Gregor nahm einen Fisch und zog mit den Zähnen einen Hautstreifen ab. Dann biss er in das kalte Fleisch. Howard hatte die Fische immer mit dem Messer ausgenommen und einzelne Stückchen fein säuberlich aus den Gräten herausgeschnitten. Gregor besaß kein Messer, er hatte noch nicht mal ein Schwert. Aber was spielte das jetzt auch für eine Rolle? Wie er so auf dem Felsvorsprung über seinen Fisch gebeugt dasaß, kam er sich vor wie auf einer Zeitreise. Er hatte sich in einen Neandertaler verwandelt, der die Zähne in rohes Fleisch schlug, nur um seinen Körper mit den lebensnotwendigen Kalorien zu versorgen. Das musste ein hartes Leben gewesen sein. Sein eigenes war allerdings auch nicht gerade ein Sonntagsspaziergang.
Sehnsüchtig dachte er an alle möglichen schweren, fetten Gerichte. An Mrs Cormacis Lasagne mit viel Soße und Käse. Schokoladenkuchen mit dicker Glasur.

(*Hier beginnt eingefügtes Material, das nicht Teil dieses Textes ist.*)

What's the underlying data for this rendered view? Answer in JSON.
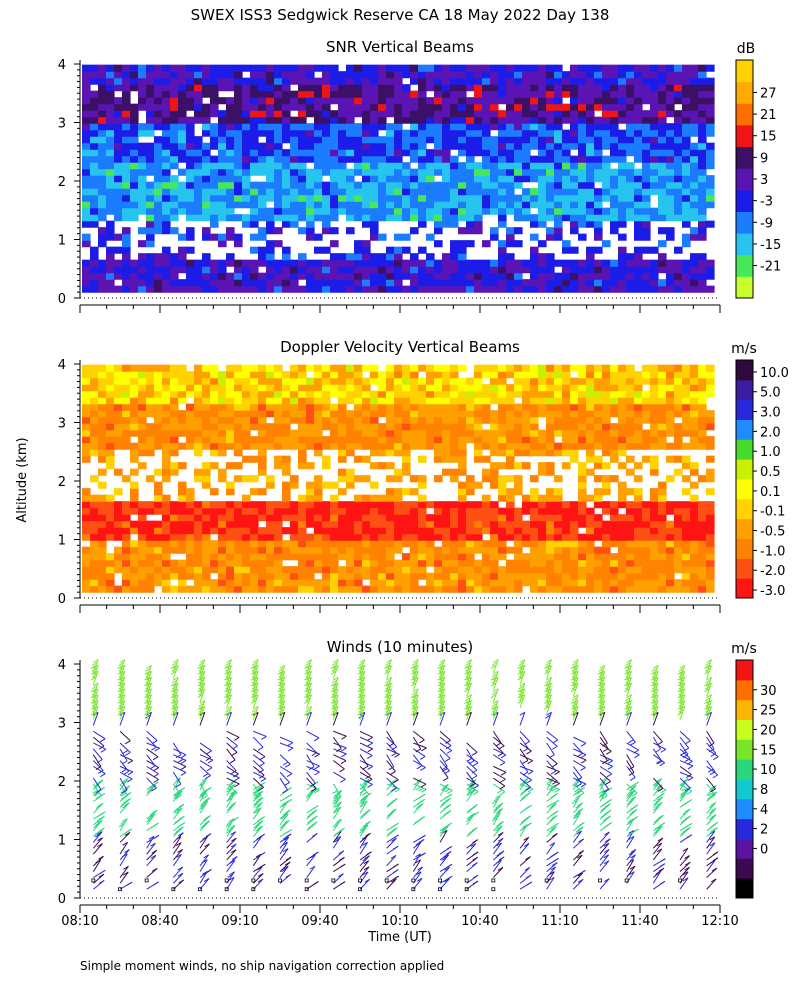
{
  "figure": {
    "title": "SWEX ISS3 Sedgwick Reserve CA  18 May 2022 Day 138",
    "footnote": "Simple moment winds, no ship navigation correction applied",
    "shared_ylabel": "Altitude (km)",
    "shared_xlabel": "Time (UT)",
    "x_ticks": [
      "08:10",
      "08:40",
      "09:10",
      "09:40",
      "10:10",
      "10:40",
      "11:10",
      "11:40",
      "12:10"
    ],
    "y_ticks": [
      "0",
      "1",
      "2",
      "3",
      "4"
    ]
  },
  "chart_data": [
    {
      "type": "heatmap",
      "title": "SNR Vertical Beams",
      "xlabel": "",
      "ylabel": "Altitude (km)",
      "xlim": [
        "08:10",
        "12:10"
      ],
      "ylim": [
        0,
        4
      ],
      "colorbar": {
        "unit": "dB",
        "ticks": [
          "27",
          "21",
          "15",
          "9",
          "3",
          "-3",
          "-9",
          "-15",
          "-21"
        ],
        "colors": [
          "#c8ff2a",
          "#46e85a",
          "#28c4f0",
          "#1c7cff",
          "#1c1ce8",
          "#5a14b4",
          "#3c1064",
          "#f01414",
          "#ff6e00",
          "#ffaa00",
          "#ffd200"
        ]
      },
      "layers": [
        {
          "alt_range": [
            0.1,
            0.6
          ],
          "dominant": "-3 to 3",
          "note": "strong echo, blue"
        },
        {
          "alt_range": [
            0.6,
            1.3
          ],
          "dominant": "missing",
          "note": "many gaps after 09:40"
        },
        {
          "alt_range": [
            1.3,
            2.3
          ],
          "dominant": "-15 to -9",
          "note": "weak echo, cyan/green"
        },
        {
          "alt_range": [
            2.3,
            2.9
          ],
          "dominant": "-9 to -3",
          "note": "cyan/blue"
        },
        {
          "alt_range": [
            2.9,
            3.6
          ],
          "dominant": "3 to 9",
          "note": "strong echo, purple"
        },
        {
          "alt_range": [
            3.6,
            3.95
          ],
          "dominant": "-3 to 3",
          "note": "blue"
        }
      ]
    },
    {
      "type": "heatmap",
      "title": "Doppler Velocity Vertical Beams",
      "xlabel": "",
      "ylabel": "Altitude (km)",
      "xlim": [
        "08:10",
        "12:10"
      ],
      "ylim": [
        0,
        4
      ],
      "colorbar": {
        "unit": "m/s",
        "ticks": [
          "10.0",
          "5.0",
          "3.0",
          "2.0",
          "1.0",
          "0.5",
          "0.1",
          "-0.1",
          "-0.5",
          "-1.0",
          "-2.0",
          "-3.0"
        ],
        "colors": [
          "#ff1414",
          "#ff5014",
          "#ff8200",
          "#ffa000",
          "#ffd200",
          "#ffff00",
          "#c8f000",
          "#46dc2d",
          "#1e8cff",
          "#2828dc",
          "#3c1ca0",
          "#300a3c"
        ]
      },
      "layers": [
        {
          "alt_range": [
            0.1,
            0.9
          ],
          "dominant": "-1.0 to -0.5",
          "note": "orange/yellow"
        },
        {
          "alt_range": [
            0.9,
            1.6
          ],
          "dominant": "-3.0 to -2.0",
          "note": "red/dark orange"
        },
        {
          "alt_range": [
            1.6,
            2.5
          ],
          "dominant": "missing / -1.0",
          "note": "orange with gaps"
        },
        {
          "alt_range": [
            2.5,
            3.3
          ],
          "dominant": "-1.0 to -0.5",
          "note": "orange"
        },
        {
          "alt_range": [
            3.3,
            3.95
          ],
          "dominant": "-0.5 to 0.1",
          "note": "yellow/green"
        }
      ]
    },
    {
      "type": "scatter",
      "title": "Winds (10 minutes)",
      "xlabel": "Time (UT)",
      "ylabel": "Altitude (km)",
      "xlim": [
        "08:10",
        "12:10"
      ],
      "ylim": [
        0,
        4
      ],
      "colorbar": {
        "unit": "m/s",
        "ticks": [
          "30",
          "25",
          "20",
          "15",
          "10",
          "8",
          "4",
          "2",
          "0"
        ],
        "colors": [
          "#000000",
          "#3c0a50",
          "#5a14a0",
          "#2828dc",
          "#1e8cff",
          "#14c8d2",
          "#28d87a",
          "#78e628",
          "#c8ff1e",
          "#ffb400",
          "#ff6e00",
          "#f51414"
        ]
      },
      "profiles_at": [
        "08:15",
        "08:25",
        "08:35",
        "08:45",
        "08:55",
        "09:05",
        "09:15",
        "09:25",
        "09:35",
        "09:45",
        "09:55",
        "10:05",
        "10:15",
        "10:25",
        "10:35",
        "10:45",
        "10:55",
        "11:05",
        "11:15",
        "11:25",
        "11:35",
        "11:45",
        "11:55",
        "12:05"
      ],
      "speed_by_altitude": [
        {
          "alt_range": [
            0.1,
            1.0
          ],
          "speed": "2 to 8"
        },
        {
          "alt_range": [
            1.0,
            2.0
          ],
          "speed": "10 to 15"
        },
        {
          "alt_range": [
            2.0,
            3.0
          ],
          "speed": "2 to 8"
        },
        {
          "alt_range": [
            3.0,
            4.0
          ],
          "speed": "15 to 20"
        }
      ]
    }
  ]
}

Kartoffelbrei mit Soße. Mit einem Stöhnen riss er ein zähes Stück Fisch ab. Wenn man Hunger hat, dachte er, lassen sich Hunderte oder auch Tausende Jahre zivilisatorischer Entwicklung im Nu auslöschen.
Gregor wischte sich die Hände an der Hose ab und lehnte sich zurück an den Felsen. Er starrte in den Schein seiner Taschenlampe, das einzige bisschen Licht an diesem riesigen, dunklen Ort. Er war jetzt bei den letzten Batterien angelangt. Wenn die verbraucht waren, war er ganz auf Ares angewiesen. Aber er war ja sowieso vollkommen abhängig von der Fledermaus. Ihr Verhältnis schien ihm ziemlich unausgewogen. Zu etwa neunzig Prozent sorgte Ares allein dafür, dass sie am Leben blieben. Gregor hatte nicht das Gefühl, ein brauchbarer Bündnispartner zu sein.

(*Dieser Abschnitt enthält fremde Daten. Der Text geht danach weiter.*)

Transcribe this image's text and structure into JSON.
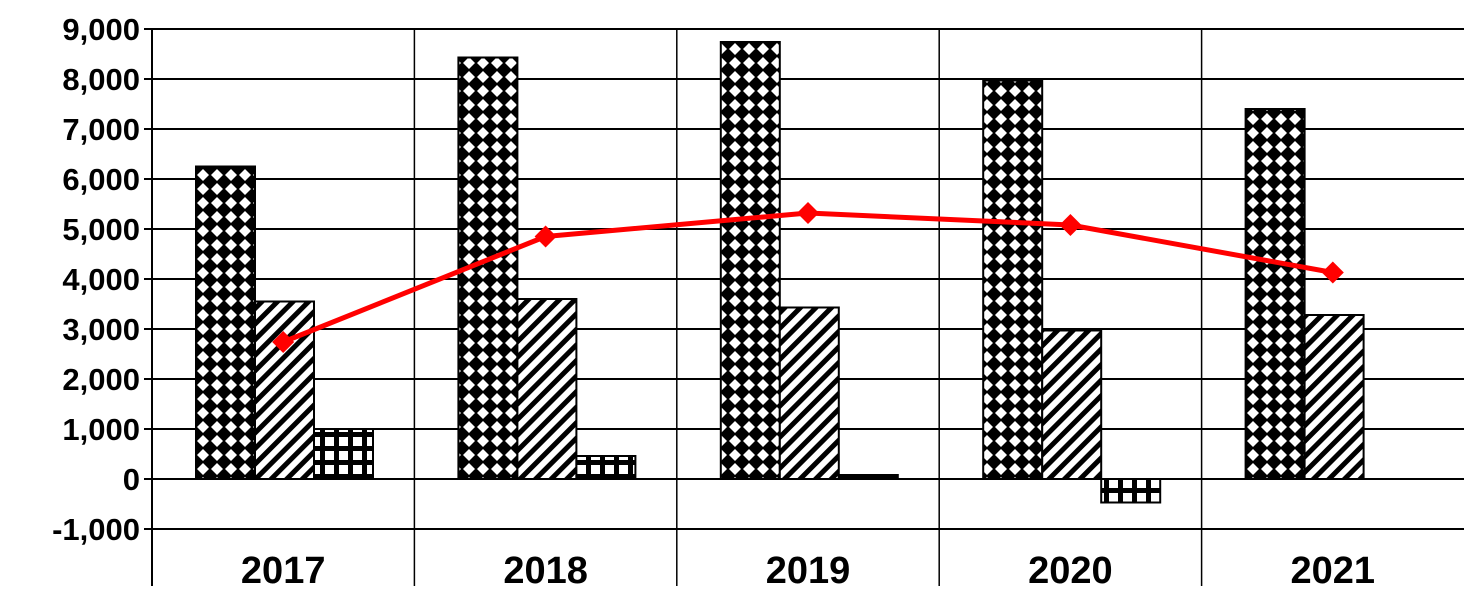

Also, hör jetzt damit auf, in die Taschenlampe zu starren, und guck lieber, ob dir was Verdächtiges auffällt!, rief er sich selbst zur Ordnung. Voller Selbstverachtung schwenkte er den Schein über die Felsen. Nichts Neues zu sehen. Trotzdem, er musste mehr auf der Hut sein, wenn er Wache hielt. Howard hatte gesagt, es gebe Tricks, sich wach zu halten. Eine Weile ging Gregor das große Einmaleins durch, das schien zu helfen. Als Nächstes versuchte er sich an die Hauptstädte aller fünfzig Staaten der USA zu erinnern. Aber das reichte nur für, na ja, fünfzig Staaten. Schließlich zwang er sich dazu, etwas auszurechnen, was er bisher verdrängt hatte: die Zahl der Tage, die er sich im Unterland befand.
Es war fast unmöglich, das auszurechnen. Als sie in See stachen, war er noch keine zwei Tage in Regalia gewesen, da war er sich ziemlich sicher. Dann meinte er sich zu erinnern, dass jemand gesagt hatte, bis zum Irrgarten wären es fünf Tage. Und dann noch ein oder zwei Tage, bis sie Ripred getroffen hatten? Insgesamt also neun Tage? Zehn?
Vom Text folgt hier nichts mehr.